This baroque two-story house was built in Prague at the beginning of the 18th century. It is now a museum devoted to the life and works of the Czech composer Antonín Dvořák (1841-1904).
Dvořák was a Czech nationalist who incorporated elements of Czech and Moravian folk music into his many orchestral, chamber and choral compositions. But he was also interested in American music and spent three years in New York, from 1892 to 1895, as director of the National Conservatory of Music. One of his best-known works is his Symphony No. 9 “From the New World”, which he composed in New York in 1893.

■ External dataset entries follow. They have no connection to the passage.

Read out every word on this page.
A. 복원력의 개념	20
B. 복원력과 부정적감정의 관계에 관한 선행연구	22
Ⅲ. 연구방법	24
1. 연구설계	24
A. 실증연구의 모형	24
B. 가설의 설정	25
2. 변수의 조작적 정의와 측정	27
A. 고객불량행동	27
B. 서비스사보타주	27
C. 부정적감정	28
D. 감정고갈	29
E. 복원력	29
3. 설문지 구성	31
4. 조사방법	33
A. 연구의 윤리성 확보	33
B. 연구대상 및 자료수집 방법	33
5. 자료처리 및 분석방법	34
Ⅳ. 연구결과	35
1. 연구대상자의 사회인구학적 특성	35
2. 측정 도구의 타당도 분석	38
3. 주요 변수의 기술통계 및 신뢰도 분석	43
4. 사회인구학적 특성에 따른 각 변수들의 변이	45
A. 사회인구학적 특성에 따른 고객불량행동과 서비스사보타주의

Piano in the Dvořák Museum
Dvořák composed ten operas. The only one I have seen up to now is Ruskala, which premiered at the Frankfurt Opera in 2013 in an attractive production by Jim Lucassen, and was revived in 2015 and 2018 with different casts. Later, In December 2019, I attended a brilliant opera-and-ballet performance of Rusalka in the opera house in Antwerp, Belgium.
A Rusalka in Czech is a mythological water spirit (Undine in German, Ondine in French), sort of like a fresh-water mermaid. Occasionally a Rusalka makes the mistake of falling in love with a human (or visa-versa), with tragic consequences for both. There have been several operas about these water spirits, including one by E.T.A. Hoffmann, but the most popular is still Dvořák’s version.

Concert Hall of the Dvořák Museum
Concerts and recitals are often held here in the concert hall on the upper floor of the Dvořák Museum. I could have gone to one, but went to the opera instead.

Painted ceiling of the Concert Hall
Click here to watch the trailer of Dvořák’s Rusalka at the Frankfurt Opera.
(The trailer is mainly in German, but the soprano Amanda Majeski speaks English.)
My photos in this post are from 2011. I revised the text in 2020.
See also: Paintings on opera themes in Bordeaux, France
and The fairy tale fountain in Frankfurt am Main, Germany.
It looks very familiar, I probably visited it on one of my trips to Prague.
I’ve always enjoyed Dvorak’s “New World Symphony!”
You’ve reminded me to listen to ‘New World’ again – haven’t done so for ages and it’s painfully lovely.